China's Sinovac vaccine 67pc effective against symptomatic infection: Chile report
- The vaccine was 85% effective in preventing hospitalizations and 80% effective in preventing deaths, the government said in a report prepared by the Chilean health ministry.
- Chile's study examined CoronaVac's effectiveness among 10.5 million people, again looking both at people who had been vaccinated and those who had not.
SANTIAGO: Sinovac's COVID-19 vaccine CoronaVac was 67% effective in preventing symptomatic infection in the first real-world study of the Chinese shot, the Chilean government said on Friday.

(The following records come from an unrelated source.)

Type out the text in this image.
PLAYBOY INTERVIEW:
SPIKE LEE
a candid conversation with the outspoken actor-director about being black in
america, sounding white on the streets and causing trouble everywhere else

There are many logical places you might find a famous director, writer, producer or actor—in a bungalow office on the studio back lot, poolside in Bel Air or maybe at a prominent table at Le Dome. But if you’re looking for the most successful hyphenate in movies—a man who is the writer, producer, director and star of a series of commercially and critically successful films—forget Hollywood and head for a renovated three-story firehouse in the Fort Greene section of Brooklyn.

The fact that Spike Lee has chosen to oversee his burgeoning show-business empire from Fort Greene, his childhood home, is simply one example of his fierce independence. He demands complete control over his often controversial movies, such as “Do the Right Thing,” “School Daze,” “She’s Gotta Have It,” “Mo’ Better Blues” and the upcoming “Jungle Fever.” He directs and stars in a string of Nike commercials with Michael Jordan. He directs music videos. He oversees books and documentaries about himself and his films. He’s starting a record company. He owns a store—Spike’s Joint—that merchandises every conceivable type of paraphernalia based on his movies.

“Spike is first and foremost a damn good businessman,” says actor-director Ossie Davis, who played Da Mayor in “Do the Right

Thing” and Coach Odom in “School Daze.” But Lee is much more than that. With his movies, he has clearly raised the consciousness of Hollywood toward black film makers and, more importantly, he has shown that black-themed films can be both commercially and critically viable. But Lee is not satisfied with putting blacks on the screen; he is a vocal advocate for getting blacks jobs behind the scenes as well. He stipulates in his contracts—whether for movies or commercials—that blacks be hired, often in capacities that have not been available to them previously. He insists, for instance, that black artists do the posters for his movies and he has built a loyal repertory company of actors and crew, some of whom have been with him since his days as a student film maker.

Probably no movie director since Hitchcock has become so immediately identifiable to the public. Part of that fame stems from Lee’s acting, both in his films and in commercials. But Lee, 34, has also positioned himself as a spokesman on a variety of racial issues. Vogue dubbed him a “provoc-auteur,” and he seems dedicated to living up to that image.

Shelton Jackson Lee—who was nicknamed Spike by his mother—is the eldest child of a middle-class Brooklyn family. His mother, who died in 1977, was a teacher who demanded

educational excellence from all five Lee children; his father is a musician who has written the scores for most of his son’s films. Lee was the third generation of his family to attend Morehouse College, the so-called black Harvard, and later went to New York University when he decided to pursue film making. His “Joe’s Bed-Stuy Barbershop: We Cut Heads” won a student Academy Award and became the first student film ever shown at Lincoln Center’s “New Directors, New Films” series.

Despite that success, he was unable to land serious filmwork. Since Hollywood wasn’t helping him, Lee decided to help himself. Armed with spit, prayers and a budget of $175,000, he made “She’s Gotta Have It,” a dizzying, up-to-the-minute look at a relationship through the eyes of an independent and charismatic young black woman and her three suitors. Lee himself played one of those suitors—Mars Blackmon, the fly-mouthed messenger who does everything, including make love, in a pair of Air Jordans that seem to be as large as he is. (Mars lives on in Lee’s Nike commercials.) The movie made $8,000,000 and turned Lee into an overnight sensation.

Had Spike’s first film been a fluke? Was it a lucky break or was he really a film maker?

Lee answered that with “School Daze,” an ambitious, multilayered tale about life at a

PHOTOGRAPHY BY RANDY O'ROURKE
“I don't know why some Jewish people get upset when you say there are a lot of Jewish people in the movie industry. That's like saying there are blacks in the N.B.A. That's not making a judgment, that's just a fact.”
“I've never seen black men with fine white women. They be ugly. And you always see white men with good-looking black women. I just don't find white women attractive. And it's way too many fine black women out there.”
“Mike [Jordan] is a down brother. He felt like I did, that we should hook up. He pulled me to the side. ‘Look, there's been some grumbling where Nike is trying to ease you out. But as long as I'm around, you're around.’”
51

The vaccine was 85% effective in preventing hospitalizations and 80% effective in preventing deaths, the government said in a report prepared by the Chilean health ministry.
The release of the data makes Chile one of a handful of countries, including the United Kingdom and Israel, that have used inoculation campaigns to gather insights into how effective vaccines are outside controlled clinical trials and when faced with unpredictable variables in societies.
Israel's real-world study of the effectiveness of Pfizer's vaccine looked at the results among 1.2 million people, a mix of those who received the shot and those who did not.
Chile's study examined CoronaVac's effectiveness among 10.5 million people, again looking both at people who had been vaccinated and those who had not.
The data compares favorably to previous data released on CoronaVac's efficacy in clinical trials.
In early January, Brazilian researchers said CoronaVac had a "clinical efficacy" of 78% against "mild-to-severe" COVID-19 cases in late-stage trials. They later added in a group of "very mild" infections, and said general effectiveness was 50.4%.
Indonesia gave the vaccine emergency use approval based on interim data showing it was 65% effective.
In a Turkish trial, CoronaVac had an efficacy in preventing symptomatic infection of 83.5%, and 100% in preventing severe illness and hospitalization.